Single by Jimmy James and the Vagabonds
- B-side: "Want You So Much"
- Released: 1976
- Studio: Pye Studios
- Genre: Disco; pop;
- Length: 3:35
- Label: Pye Records
- Songwriter(s): A-side: Biddu B-side: J. James
- Producer(s): Biddu

= Now Is the Time (Jimmy James song) =

"Now Is the Time" is a pop song written in 1976 by Biddu. It was recorded that year by Jimmy James and the Vagabonds. The track appeared in the Top 10 of the UK Singles Chart.

==History==
The song's recording was made at Pye Studios in London, England, under the tutelage of the song's writer and record producer, Biddu, and was released on Pye Records. The track first appeared in the UK Singles Chart on 17 July 1976 and, in a nine-week chart run, it peaked at number 5. It was the third and final UK chart hit single for the ensemble.
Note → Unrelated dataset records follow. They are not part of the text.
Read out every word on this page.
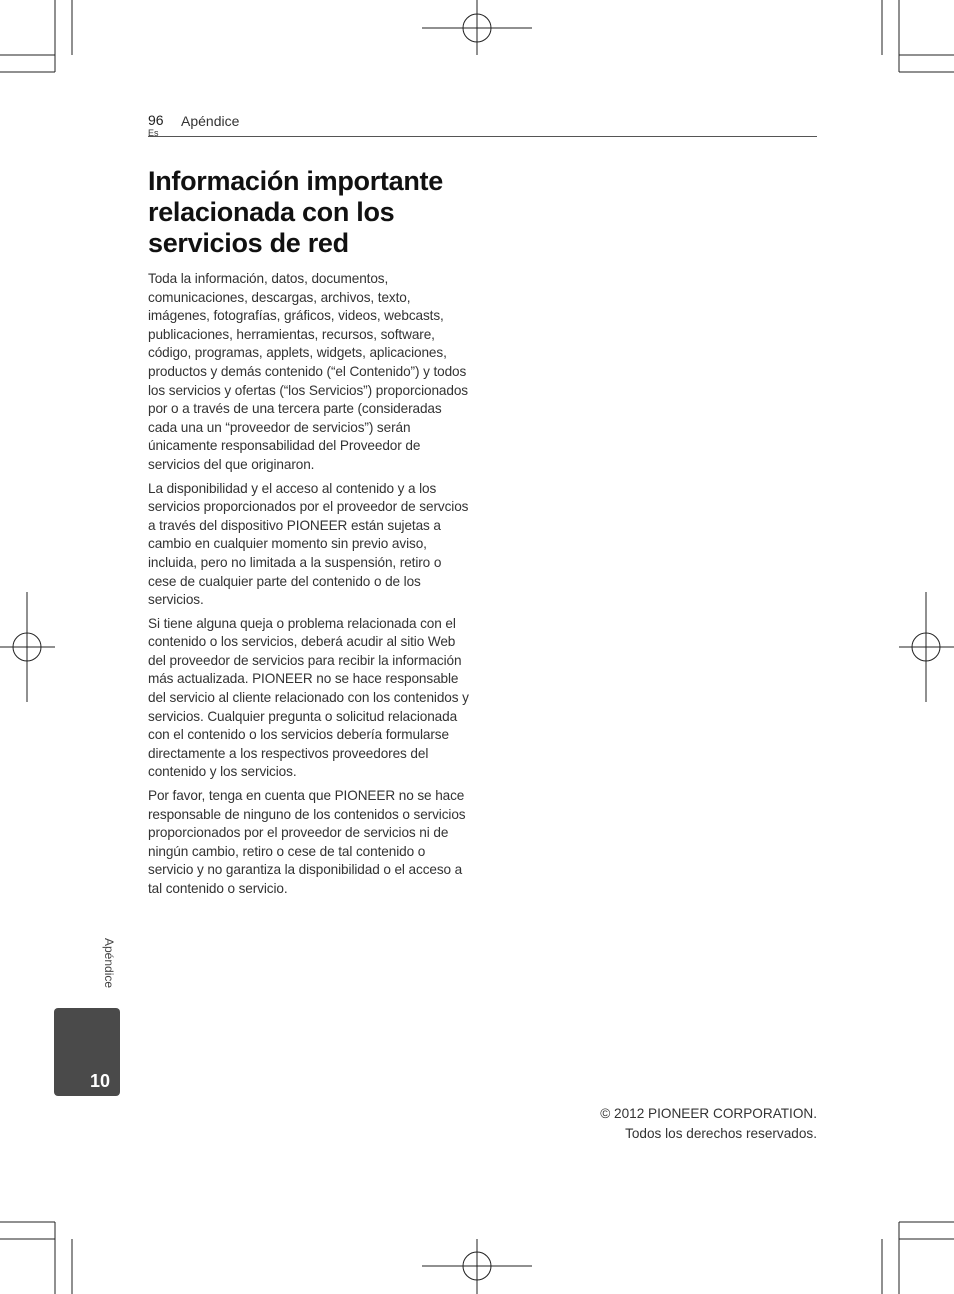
96
Es
Apéndice
Información importante relacionada con los servicios de red

Toda la información, datos, documentos, comunicaciones, descargas, archivos, texto, imágenes, fotografías, gráficos, videos, webcasts, publicaciones, herramientas, recursos, software, código, programas, applets, widgets, aplicaciones, productos y demás contenido (“el Contenido”) y todos los servicios y ofertas (“los Servicios”) proporcionados por o a través de una tercera parte (consideradas cada una un “proveedor de servicios”) serán únicamente responsabilidad del Proveedor de servicios del que originaron.

La disponibilidad y el acceso al contenido y a los servicios proporcionados por el proveedor de servcios a través del dispositivo PIONEER están sujetas a cambio en cualquier momento sin previo aviso, incluida, pero no limitada a la suspensión, retiro o cese de cualquier parte del contenido o de los servicios.

Si tiene alguna queja o problema relacionada con el contenido o los servicios, deberá acudir al sitio Web del proveedor de servicios para recibir la información más actualizada. PIONEER no se hace responsable del servicio al cliente relacionado con los contenidos y servicios. Cualquier pregunta o solicitud relacionada con el contenido o los servicios debería formularse directamente a los respectivos proveedores del contenido y los servicios.

Por favor, tenga en cuenta que PIONEER no se hace responsable de ninguno de los contenidos o servicios proporcionados por el proveedor de servicios ni de ningún cambio, retiro o cese de tal contenido o servicio y no garantiza la disponibilidad o el acceso a tal contenido o servicio.

Apéndice
10
© 2012 PIONEER CORPORATION.
Todos los derechos reservados.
The song's lyrics spoke of environmental issues, urging people to take immediate action. Robin Carmody of Freaky Trigger praised the song as a "heartbreakingly naive" example of "singalong mid-70s pop".

The single was released in many countries including Australia, Belgium, Canada, Germany, Ireland, Italy, New Zealand, and Portugal. In the Netherlands, the song peaked at number 4 in the Dutch Single Top 100.

The song later appeared on a James compilation album, Now Is the Time, issued by Secret Records in 2014. The song has also been included in numerous various artists compilation albums.